Monday, February 27, 2012

BCN Night Life

Barcelona uc seyiyle unludur: Gaudí, Barça ve gece hayati.

hadi Gaudí garip sekilli ve renkli binalar yapmis modernist akimin oncusu olmus, tum maskulen turun gozdesi Barça yani FC Barcelona futbolda dunya capinda basarilar elde etmis, ama gece hayatinin bu denli unlenmesini pek cozemedim henuz. 

cunku bcn night life tek kelimeyle LEş (son harfi capslock kasamadim ispanyolca klavyede) 
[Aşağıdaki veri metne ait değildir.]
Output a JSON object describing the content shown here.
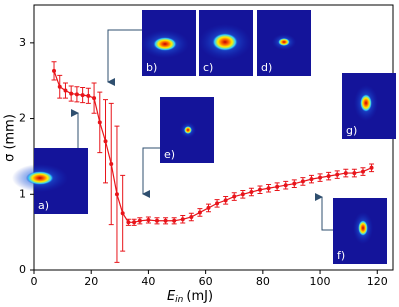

ispanyol gece hayatini cok ilginc kilan tek sey ispanyollarin biraz overdoze ve overlate zaman diliminde yasamalari. yok oglen yemegi yok siesta derken gecenin onunda aksam yemegi yiyen zihniyet tabii ki gece hayatina da gec baslayip sabahleyin bitirir. genc turist kizlar erkekler de bunu cok matah sanip oo cok cilgin gece hayati diyerek kosa kosa abazan ve azgin ispanyol erkeklerine gelirler. isin komik tarafi, gece kluplerinde oyle ispanyol abazani da bulmak zordur, cunku hepsi turist abazanidir :) 

neyse ya, yazarken sikildim resmen, okuyan biri olursa sayet es kaza, bilsin ki barcelona gece hayati oyle cilgin degil, tabii canli porno show izlemek isterseniz, ya da ozel gay diskolarina falan gitmek isterseniz, belki ilginc bir gece sizi bekleyebilir. ama bu kriterlerin disinda, gideceginiz unlu turistik mekanlar gecenin korunde acilir, butun sarhos turistleri icinde barindirir, bazen sadece saplardan olusan terli gencler, bazen de agzi burnu kaymis kizlarla doludur. sacma sapan muzik esliginde herkes gozleri yari kapali birbirini keser, zaten karanlik ve pirpir eden isiklar gorusu daha da bozarak iyi hedefler secememeye sebep olur. herkesin birbirini goturmeye calistigi ortamda kizlarin azligi da terli genc erkeklere zor anlar yasatir. kizlar icin de her saniye yanina birinin yaklasmasi alkolle birlikte fazla temasa gecilmeye calisilmasi da cabasi, hic hos degil.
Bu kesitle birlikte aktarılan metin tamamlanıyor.